Water for homes

There is a flaw in national policy. Water resources should not be dismissed as merely an environmental issue, writes Barrie Clarke of Water UK.


Sustainable Communities: Homes for All is the rousing title of a five-year Government plan published in January. The proposals for more houses in southeast England have been controversial since publication in 2003. One criticism is that they could cause a “water crisis”.

Being used as a political weapon, even indirectly, is unwelcome to the water industry. And it is unjustified because, on current evidence, it is wrong to suggest that companies will be unable to meet demand. This is a matter of credibility. But the debate also highlights a flaw in national policy.

Water resources can no longer be kept in a box labelled “environment”. There is a growing case for treating it as a mainstream economic issue.

Credibility and supply

Powerful trends are affecting supply. Pollution has degraded water sources. Natural storage has been eroded to create farmland. Planning policy has allowed more concrete, faster run-off and lower recharge of groundwater. New weather patterns are expected to bring wetter winters and drier summers, which will reduce the overall volume of available water.

The quality of surface water for summer abstraction will be lower. We shall need more winter storage. Climate change threatens groundwater too. More violent rainfall means more surface flooding, less infiltration, higher temperatures, more evaporation and transpiration and less recharge.

On the other hand, the policy response is under way. EU farm policy, moving from

production subsidy to environmental stewardship, will cut pollution. So will the Government’s “catchment-sensitive farming” programme. The Water Framework Directive will improve all water bodies – especially abstraction points for public supply. Integrated river-basin management will communicate the benefit of looking after local assets.

Demand will go on increasing. Look at demographic change. One-person households are predicted to account for 35% of the UK total by 2021. This is worrying because Thames Water research shows average per-capita consumption rising from 124 litres per person per day to 201 litres as household size falls from six to one. The population drift to the relatively crowded Southeast will continue. Customers’ expectations will grow with their lifestyles and appreciation of plentiful water.

Again, though, there are encouraging signs. Waterwise, an industry-funded initiative, is building an economic case for deep cuts in demand. A national Water Savings Group (Government, regulators, water companies and customers) plans to influence policy in favour of lower household use by a hitherto untried strategy – collaboration. Industry is getting the message. For instance, the Society of Motor Manufacturers and Traders reports that water needed for each vehicle has fallen from 6,200 to 3,400 litres in three years.

Economic issue

So water shortage need not hold up economic development. By assessing costs and benefits and working within environmental limits, it should be possible to provide

sustainable solutions. However, there is an important proviso. Sustainable prosperity requires that economic-development plans and water-resource plans go hand in hand.

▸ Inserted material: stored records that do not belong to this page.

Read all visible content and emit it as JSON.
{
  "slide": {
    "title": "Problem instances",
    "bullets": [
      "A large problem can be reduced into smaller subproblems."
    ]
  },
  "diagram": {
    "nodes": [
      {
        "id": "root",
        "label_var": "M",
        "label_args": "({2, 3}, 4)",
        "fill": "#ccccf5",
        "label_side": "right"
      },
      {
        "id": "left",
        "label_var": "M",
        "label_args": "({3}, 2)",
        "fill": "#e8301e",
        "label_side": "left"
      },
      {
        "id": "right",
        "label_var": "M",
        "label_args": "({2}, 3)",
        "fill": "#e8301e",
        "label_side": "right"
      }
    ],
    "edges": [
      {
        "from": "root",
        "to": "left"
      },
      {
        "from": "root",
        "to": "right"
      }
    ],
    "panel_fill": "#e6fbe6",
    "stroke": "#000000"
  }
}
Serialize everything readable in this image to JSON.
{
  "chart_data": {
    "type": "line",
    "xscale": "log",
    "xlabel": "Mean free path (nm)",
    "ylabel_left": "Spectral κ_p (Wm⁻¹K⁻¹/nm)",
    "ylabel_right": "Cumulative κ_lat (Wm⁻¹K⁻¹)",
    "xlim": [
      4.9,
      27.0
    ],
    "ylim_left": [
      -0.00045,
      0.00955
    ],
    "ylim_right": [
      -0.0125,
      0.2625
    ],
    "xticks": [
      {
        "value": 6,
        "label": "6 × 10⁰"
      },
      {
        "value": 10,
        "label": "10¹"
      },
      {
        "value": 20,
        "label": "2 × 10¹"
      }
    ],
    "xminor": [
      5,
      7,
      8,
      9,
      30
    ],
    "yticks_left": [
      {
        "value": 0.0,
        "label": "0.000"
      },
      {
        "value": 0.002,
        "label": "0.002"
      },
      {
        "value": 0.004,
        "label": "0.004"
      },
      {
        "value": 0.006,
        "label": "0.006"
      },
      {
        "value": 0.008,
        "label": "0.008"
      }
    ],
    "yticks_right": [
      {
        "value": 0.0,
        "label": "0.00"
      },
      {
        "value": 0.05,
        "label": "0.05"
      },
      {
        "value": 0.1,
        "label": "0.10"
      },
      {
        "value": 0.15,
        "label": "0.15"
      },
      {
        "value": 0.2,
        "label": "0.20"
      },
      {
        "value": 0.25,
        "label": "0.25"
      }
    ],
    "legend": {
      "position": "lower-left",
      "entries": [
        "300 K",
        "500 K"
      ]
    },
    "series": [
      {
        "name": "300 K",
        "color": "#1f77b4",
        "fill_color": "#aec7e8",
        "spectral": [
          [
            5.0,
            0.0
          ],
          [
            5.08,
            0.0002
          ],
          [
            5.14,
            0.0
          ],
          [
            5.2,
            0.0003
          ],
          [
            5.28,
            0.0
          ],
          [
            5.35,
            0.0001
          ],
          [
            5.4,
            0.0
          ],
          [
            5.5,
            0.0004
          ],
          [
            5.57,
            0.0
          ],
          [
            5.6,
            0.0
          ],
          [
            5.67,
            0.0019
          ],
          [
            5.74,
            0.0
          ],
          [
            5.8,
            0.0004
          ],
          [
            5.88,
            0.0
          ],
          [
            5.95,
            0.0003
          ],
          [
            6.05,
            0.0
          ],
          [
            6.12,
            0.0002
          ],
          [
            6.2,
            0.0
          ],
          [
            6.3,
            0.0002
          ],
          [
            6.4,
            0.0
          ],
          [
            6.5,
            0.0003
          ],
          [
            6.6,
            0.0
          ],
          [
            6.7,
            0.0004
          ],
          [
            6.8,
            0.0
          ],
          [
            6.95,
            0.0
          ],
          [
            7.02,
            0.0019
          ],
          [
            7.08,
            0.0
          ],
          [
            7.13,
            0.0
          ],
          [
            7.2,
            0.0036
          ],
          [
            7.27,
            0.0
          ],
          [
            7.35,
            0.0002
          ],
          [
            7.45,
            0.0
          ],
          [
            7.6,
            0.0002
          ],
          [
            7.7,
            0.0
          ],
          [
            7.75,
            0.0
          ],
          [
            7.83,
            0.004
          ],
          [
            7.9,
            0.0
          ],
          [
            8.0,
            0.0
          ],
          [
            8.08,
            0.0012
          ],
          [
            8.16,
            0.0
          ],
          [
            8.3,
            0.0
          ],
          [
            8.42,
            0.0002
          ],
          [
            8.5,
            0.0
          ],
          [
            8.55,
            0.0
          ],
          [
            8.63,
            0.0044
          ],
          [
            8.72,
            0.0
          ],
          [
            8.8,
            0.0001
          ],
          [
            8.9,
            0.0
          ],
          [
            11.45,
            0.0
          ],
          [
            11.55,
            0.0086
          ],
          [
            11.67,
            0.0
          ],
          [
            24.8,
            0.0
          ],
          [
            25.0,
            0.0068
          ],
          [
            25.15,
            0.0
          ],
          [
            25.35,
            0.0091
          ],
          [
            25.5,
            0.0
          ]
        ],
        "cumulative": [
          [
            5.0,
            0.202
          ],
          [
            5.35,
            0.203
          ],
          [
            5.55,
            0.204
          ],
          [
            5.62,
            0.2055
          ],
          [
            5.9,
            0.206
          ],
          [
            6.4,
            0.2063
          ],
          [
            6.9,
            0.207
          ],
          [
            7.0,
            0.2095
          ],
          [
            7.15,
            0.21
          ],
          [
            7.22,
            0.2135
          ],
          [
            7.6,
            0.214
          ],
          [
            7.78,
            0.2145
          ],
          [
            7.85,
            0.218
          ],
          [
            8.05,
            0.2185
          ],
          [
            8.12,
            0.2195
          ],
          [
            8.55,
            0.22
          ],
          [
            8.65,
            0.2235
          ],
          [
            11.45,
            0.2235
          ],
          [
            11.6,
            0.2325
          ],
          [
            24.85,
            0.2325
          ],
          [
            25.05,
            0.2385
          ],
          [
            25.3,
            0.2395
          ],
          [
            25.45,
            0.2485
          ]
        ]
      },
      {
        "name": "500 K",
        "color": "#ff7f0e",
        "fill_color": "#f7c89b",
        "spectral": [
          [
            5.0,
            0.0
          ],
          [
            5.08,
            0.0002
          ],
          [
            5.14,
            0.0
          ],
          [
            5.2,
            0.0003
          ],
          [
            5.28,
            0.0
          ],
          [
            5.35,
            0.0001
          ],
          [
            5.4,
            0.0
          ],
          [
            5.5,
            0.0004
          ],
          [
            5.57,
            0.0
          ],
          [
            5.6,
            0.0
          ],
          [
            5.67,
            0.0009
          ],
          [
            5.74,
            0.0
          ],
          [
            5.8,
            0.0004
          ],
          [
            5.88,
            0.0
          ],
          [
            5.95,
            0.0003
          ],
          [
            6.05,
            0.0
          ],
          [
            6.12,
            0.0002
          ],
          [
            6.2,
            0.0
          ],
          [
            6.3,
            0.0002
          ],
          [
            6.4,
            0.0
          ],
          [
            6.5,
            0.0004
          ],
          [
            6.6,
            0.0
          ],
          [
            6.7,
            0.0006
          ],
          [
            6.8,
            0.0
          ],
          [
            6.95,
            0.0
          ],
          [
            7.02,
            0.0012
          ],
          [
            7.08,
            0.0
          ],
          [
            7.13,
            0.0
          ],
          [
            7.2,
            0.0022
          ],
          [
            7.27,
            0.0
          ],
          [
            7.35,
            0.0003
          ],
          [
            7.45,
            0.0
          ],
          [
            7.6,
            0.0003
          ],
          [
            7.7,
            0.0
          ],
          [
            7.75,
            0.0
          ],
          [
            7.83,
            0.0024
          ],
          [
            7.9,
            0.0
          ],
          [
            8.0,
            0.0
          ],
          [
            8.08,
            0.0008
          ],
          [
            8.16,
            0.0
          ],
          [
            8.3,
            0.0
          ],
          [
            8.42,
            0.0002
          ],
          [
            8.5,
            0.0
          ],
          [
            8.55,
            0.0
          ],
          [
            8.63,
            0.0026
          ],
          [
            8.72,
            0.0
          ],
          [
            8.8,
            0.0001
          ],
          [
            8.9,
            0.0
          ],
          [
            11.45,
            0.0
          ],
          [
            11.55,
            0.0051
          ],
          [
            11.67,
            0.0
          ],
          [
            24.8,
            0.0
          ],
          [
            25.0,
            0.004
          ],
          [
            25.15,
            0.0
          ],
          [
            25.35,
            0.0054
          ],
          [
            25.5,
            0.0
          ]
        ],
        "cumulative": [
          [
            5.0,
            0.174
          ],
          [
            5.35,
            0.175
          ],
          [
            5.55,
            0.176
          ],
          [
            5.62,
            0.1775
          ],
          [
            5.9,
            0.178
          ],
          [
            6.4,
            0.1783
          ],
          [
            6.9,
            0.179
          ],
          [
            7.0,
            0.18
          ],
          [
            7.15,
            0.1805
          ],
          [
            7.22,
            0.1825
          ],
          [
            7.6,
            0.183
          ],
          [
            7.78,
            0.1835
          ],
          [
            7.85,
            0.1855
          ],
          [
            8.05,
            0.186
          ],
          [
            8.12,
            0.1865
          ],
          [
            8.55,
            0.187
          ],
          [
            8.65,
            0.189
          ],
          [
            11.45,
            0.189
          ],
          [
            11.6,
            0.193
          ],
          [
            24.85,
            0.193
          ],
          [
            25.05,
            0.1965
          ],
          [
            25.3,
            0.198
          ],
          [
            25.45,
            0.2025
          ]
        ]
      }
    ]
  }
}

Everyone works hard to make this happen but at present there is no guarantee. The obvious way is to integrate water more fully into economic policy. This does not mean that the water sector is misplaced in the Department for Environment, Food and Rural Affairs (DEFRA). In fact, the case for integration was made three years ago in a landmark water vision – by DEFRA. Water will always be at the heart of environment policy, but for that reason it is too easily pigeon-holed and seen through the peripheral lens of environmentalism.

The need for a fresh approach became pressing when sustainable communities made headlines for the wrong reasons. It was obvious that the Government had not consulted on water services, and infrastructure gaps could delay the project.

Since then, water companies have been more involved. Homes for All speaks of adequate water services, sustainable construction, and water saving devices. Yet, in an economic development plan, water still appears in a mainly environmental context. Would it not make sense to see it alongside other essentials such as transport and energy?

It has often been pointed out that the root meaning of economics (oikonomia in Greek – managing the resources of the home) covered what we now see as environment issues. Sustainable development needs water-resources management home again as a mainstream economic issue.